Le vote des lois dites « mémorielles »
» La séquence qui s’ouvre à la fin des années 1990, du vote par les parlementaires de lois relatives au passé pour qualifier des faits historiques, illustre cette dimension du langage à travers les usages systématiques de la formule « devoir de mémoire ». Ces lois interviennent dans un contexte plus large de modification du mode de régulation du passé par le politique que l’on nommera par la notion de » gouvernance du passé » (…) Les actions alors menées au nom de la formule « devoir de mémoire » s’inscrivent dans le contexte de transformation du rôle de l’Etat, de ses prérogatives, de son autorité et de sa prétention à diriger la société au nom de l’intérêt général. Ces transformations voient apparaître une pluralité d’acteurs, publics ou privés, qui prennent part à la définition et à la mise en œuvre des actions publiques relatives au passé. Ces actions sont menées par ailleurs dans un contexte d’européanisation et de mondialisation de la mémoire. »

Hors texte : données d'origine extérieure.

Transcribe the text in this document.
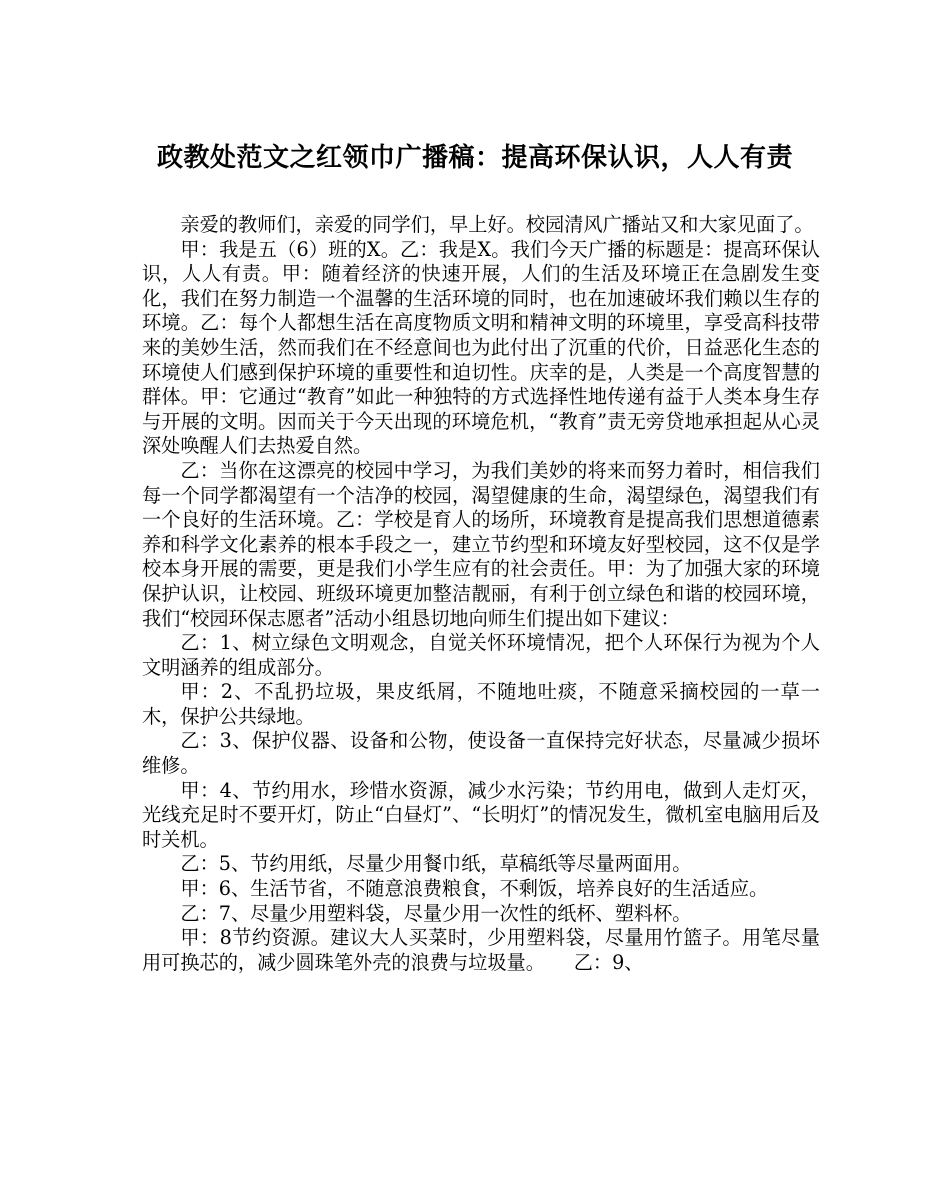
政教处范文之红领巾广播稿：提高环保认识，人人有责

亲爱的教师们，亲爱的同学们，早上好。校园清风广播站又和大家见面了。

甲：我是五（6）班的X。乙：我是X。我们今天广播的标题是：提高环保认识，人人有责。甲：随着经济的快速开展，人们的生活及环境正在急剧发生变化，我们在努力制造一个温馨的生活环境的同时，也在加速破坏我们赖以生存的环境。乙：每个人都想生活在高度物质文明和精神文明的环境里，享受高科技带来的美妙生活，然而我们在不经意间也为此付出了沉重的代价，日益恶化生态的环境使人们感到保护环境的重要性和迫切性。庆幸的是，人类是一个高度智慧的群体。甲：它通过“教育”如此一种独特的方式选择性地传递有益于人类本身生存与开展的文明。因而关于今天出现的环境危机，“教育”责无旁贷地承担起从心灵深处唤醒人们去热爱自然。

乙：当你在这漂亮的校园中学习，为我们美妙的将来而努力着时，相信我们每一个同学都渴望有一个洁净的校园，渴望健康的生命，渴望绿色，渴望我们有一个良好的生活环境。乙：学校是育人的场所，环境教育是提高我们思想道德素养和科学文化素养的根本手段之一，建立节约型和环境友好型校园，这不仅是学校本身开展的需要，更是我们小学生应有的社会责任。甲：为了加强大家的环境保护认识，让校园、班级环境更加整洁靓丽，有利于创立绿色和谐的校园环境，我们“校园环保志愿者”活动小组恳切地向师生们提出如下建议：

乙：1、树立绿色文明观念，自觉关怀环境情况，把个人环保行为视为个人文明涵养的组成部分。

甲：2、不乱扔垃圾，果皮纸屑，不随地吐痰，不随意采摘校园的一草一木，保护公共绿地。

乙：3、保护仪器、设备和公物，使设备一直保持完好状态，尽量减少损坏维修。

甲：4、节约用水，珍惜水资源，减少水污染；节约用电，做到人走灯灭，光线充足时不要开灯，防止“白昼灯”、“长明灯”的情况发生，微机室电脑用后及时关机。

乙：5、节约用纸，尽量少用餐巾纸，草稿纸等尽量两面用。

甲：6、生活节省，不随意浪费粮食，不剩饭，培养良好的生活适应。

乙：7、尽量少用塑料袋，尽量少用一次性的纸杯、塑料杯。

甲：8节约资源。建议大人买菜时，少用塑料袋，尽量用竹篮子。用笔尽量用可换芯的，减少圆珠笔外壳的浪费与垃圾量。　　乙：9、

L’auteur étudie alors la place et la fonction que la formule du « devoir de mémoire » a prise lors des débats parlementaires qui accompagnent le vote de ces lois : reconnaissance de la « guerre d’Algérie » (1998-1999), reconnaissance du génocide des Arméniens (1998-2001), reconnaissance des Justes de France (1997-2000), reconnaissance de la traite et de l’esclavage en tant que crimes contre l’humanité (1998-2001), reconnaissance des Français rapatriés d’Algérie (2004-2005).

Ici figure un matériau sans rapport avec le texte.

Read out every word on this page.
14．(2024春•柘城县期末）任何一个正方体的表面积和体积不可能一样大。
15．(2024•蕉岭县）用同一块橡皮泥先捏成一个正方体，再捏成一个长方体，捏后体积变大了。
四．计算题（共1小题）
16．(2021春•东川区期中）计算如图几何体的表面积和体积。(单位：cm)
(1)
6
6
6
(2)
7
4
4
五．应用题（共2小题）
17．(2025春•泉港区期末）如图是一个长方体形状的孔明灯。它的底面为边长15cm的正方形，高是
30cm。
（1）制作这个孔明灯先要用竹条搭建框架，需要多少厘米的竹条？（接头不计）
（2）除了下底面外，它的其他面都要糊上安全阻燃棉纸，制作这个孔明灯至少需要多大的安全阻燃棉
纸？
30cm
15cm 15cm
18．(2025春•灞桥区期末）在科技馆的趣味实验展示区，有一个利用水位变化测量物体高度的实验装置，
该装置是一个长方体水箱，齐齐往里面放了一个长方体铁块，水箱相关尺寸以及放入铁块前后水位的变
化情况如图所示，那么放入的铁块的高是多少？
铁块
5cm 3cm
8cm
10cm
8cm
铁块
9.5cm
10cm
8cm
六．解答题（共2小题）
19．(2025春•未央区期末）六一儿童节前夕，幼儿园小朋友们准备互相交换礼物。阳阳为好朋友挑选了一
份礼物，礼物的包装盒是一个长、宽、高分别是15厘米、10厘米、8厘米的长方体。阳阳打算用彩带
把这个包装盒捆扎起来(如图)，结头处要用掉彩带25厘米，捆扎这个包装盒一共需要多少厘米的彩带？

Les usages du « devoir de mémoire » connaissent une véritable explosion au cours des années 2000. De cette profusion, deux évolutions se dégagent. D’une part la formule est de plus en plus vivement critiquée par les historiens et, de ce fait, elle est moins reprise par les médias nationaux et par les acteurs institutionnels. D’autre part elle est utilisée avec les références les plus diverses et les plus inattendues, qui la diffusent dans toute la société.
Les critiques du discours scientifique à l’égard de la formule du « devoir de mémoire »
En 1996, Antoine Prost, spécialiste de l’histoire de l’éducation et de la Première Guerre mondiale, fait paraître ses Douze leçons sur l’histoire, qui proviennent de ses cours adressés aux étudiants en histoire de premier cycle à l’université Paris 1. En conclusion de ces leçons, l’auteur se livre à une critique du « devoir de mémoire » et plaide pour un « devoir d’histoire » dans la dernière phrase de son ouvrage : » Rappeler un événement ne sert à rien, même pas éviter qu’ils ne se reproduise, si on ne l’explique pas (…) Si nous voulons être les acteurs responsables de notre propre avenir, nous avons d’abord un devoir d’histoire« . Plusieurs historiens se positionnent alors pour le « devoir d’histoire » et contre le « devoir de mémoire » ce qui entraîne des processus de victimisation préjudiciables à la compréhension du passé et source d’instrumentalisations multiples. Un autre front de contestation s’ouvre du côté des chercheurs en éducation. Le « devoir de mémoire » est l’objet de critiques qui concernent la transmission scolaire du génocide des Juifs.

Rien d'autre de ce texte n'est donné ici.